Every so often, you hear about a politician taking to Twitter and saying something so outrageous, so utterly scandalous that it winds up getting deleted to save face. Naturally, just about everybody does this every once in a while, but when a politician does it, it should be the public's business; you would want to know the real opinions of the people you're trusting to rule your country, state or city, especially if they're contrary to what the politician normally says in public. In the past, a service on Twitter called Politwoops archived these crazy tweets so that the people could know what politicians really thought. Politwoops was done away with some time ago, however, leaving Twitter users and the populace at large to see whatever politicians and their PR people deem fit for mass consumption. A leak and screenshot here and there still got out, but politicians were mostly off the hook in regards to some of the more out-of-left-field things they tended to pop off.

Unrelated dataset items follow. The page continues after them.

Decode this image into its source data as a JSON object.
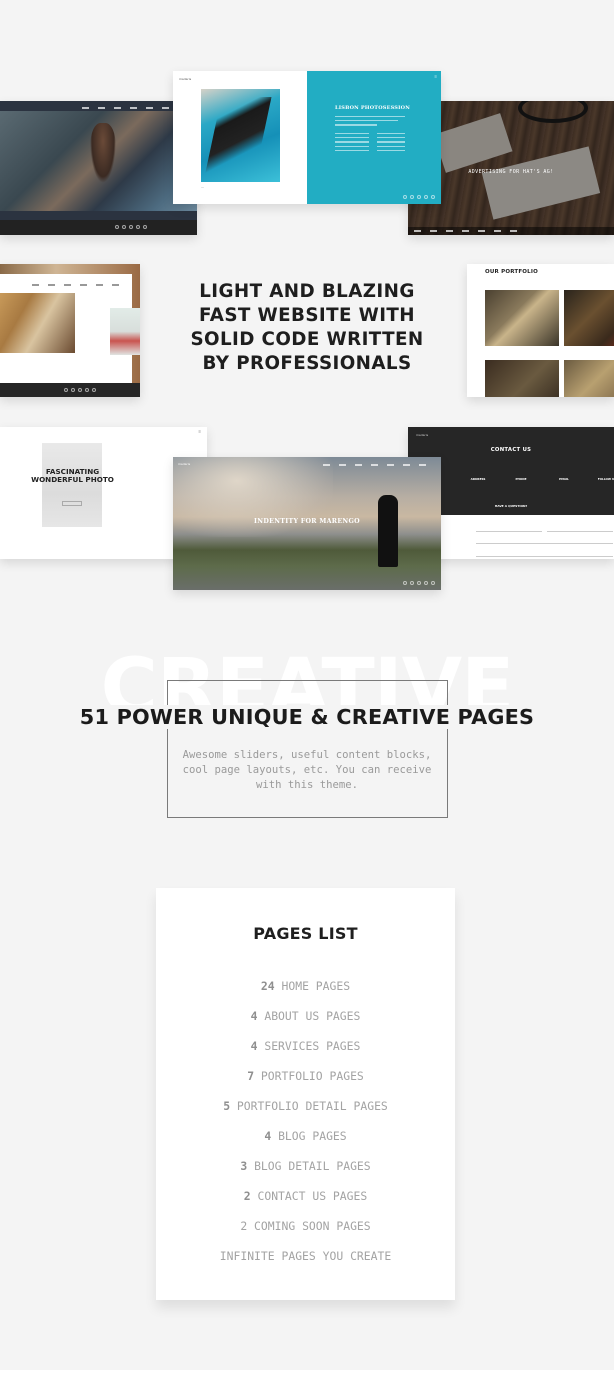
{
  "colors": {
    "background": "#f4f4f4",
    "accent_teal": "#22adc3",
    "heading": "#1e1e1e",
    "muted_text": "#a3a3a3",
    "outline": "#7a7a7a"
  },
  "showcase": {
    "lisbon": {
      "brand": "madaris",
      "title": "LISBON PHOTOSESSION"
    },
    "survival": {
      "headline": "ADVERTISING FOR HAT'S AG!"
    },
    "portfolio": {
      "title": "OUR PORTFOLIO"
    },
    "fascinating": {
      "title_line1": "FASCINATING",
      "title_line2": "WONDERFUL PHOTO"
    },
    "marengo": {
      "brand": "madaris",
      "title": "INDENTITY FOR MARENGO"
    },
    "contact": {
      "brand": "madaris",
      "title": "CONTACT US",
      "columns": [
        "ADDRESS",
        "PHONE",
        "EMAIL",
        "FOLLOW US"
      ],
      "question": "HAVE A QUESTION?"
    }
  },
  "hero": {
    "lines": [
      "LIGHT AND BLAZING",
      "FAST WEBSITE WITH",
      "SOLID CODE WRITTEN",
      "BY PROFESSIONALS"
    ]
  },
  "creative": {
    "watermark": "CREATIVE",
    "title": "51 POWER UNIQUE & CREATIVE PAGES",
    "description": "Awesome sliders, useful content blocks, cool page layouts, etc. You can receive with this theme."
  },
  "pages_list": {
    "title": "PAGES LIST",
    "items": [
      {
        "count": "24",
        "label": "HOME PAGES"
      },
      {
        "count": "4",
        "label": "ABOUT US PAGES"
      },
      {
        "count": "4",
        "label": "SERVICES PAGES"
      },
      {
        "count": "7",
        "label": "PORTFOLIO PAGES"
      },
      {
        "count": "5",
        "label": "PORTFOLIO DETAIL PAGES"
      },
      {
        "count": "4",
        "label": "BLOG PAGES"
      },
      {
        "count": "3",
        "label": "BLOG DETAIL PAGES"
      },
      {
        "count": "2",
        "label": "CONTACT US PAGES"
      },
      {
        "count": "",
        "label": "2 COMING SOON PAGES"
      },
      {
        "count": "",
        "label": "INFINITE PAGES YOU CREATE"
      }
    ]
  }
}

Twitter CEO Jack Dorsey took the stage at Twitter's recent Flight conference in October to detail Twitter's obligations to its developers, users and the people at large. "We have a responsibility to continue to empower organizations that bring more transparency to public dialogue, such as Politwoops. We need to make sure we are serving all these organizations and developers in the best way, because that is what will make Twitter great."
Following up on this statement, Twitter announced today that they have worked out a deal with The Open State Foundation, creator of Politwoops, and The Sunlight Foundation to bring the service back online. Jenn Topper, communications director for The Sunlight Foundation and Arjan El Fassed, director of the Open State Foundation both had great things to say about the service coming back online. A timeline for bringing the service back was not stated. This development comes right on the cusp of the crunch time for the 2016 presidential election for the United States, bringing clarity and transparency to a discussion that is necessary for citizens, but can get so convoluted that some simply choose not to participate.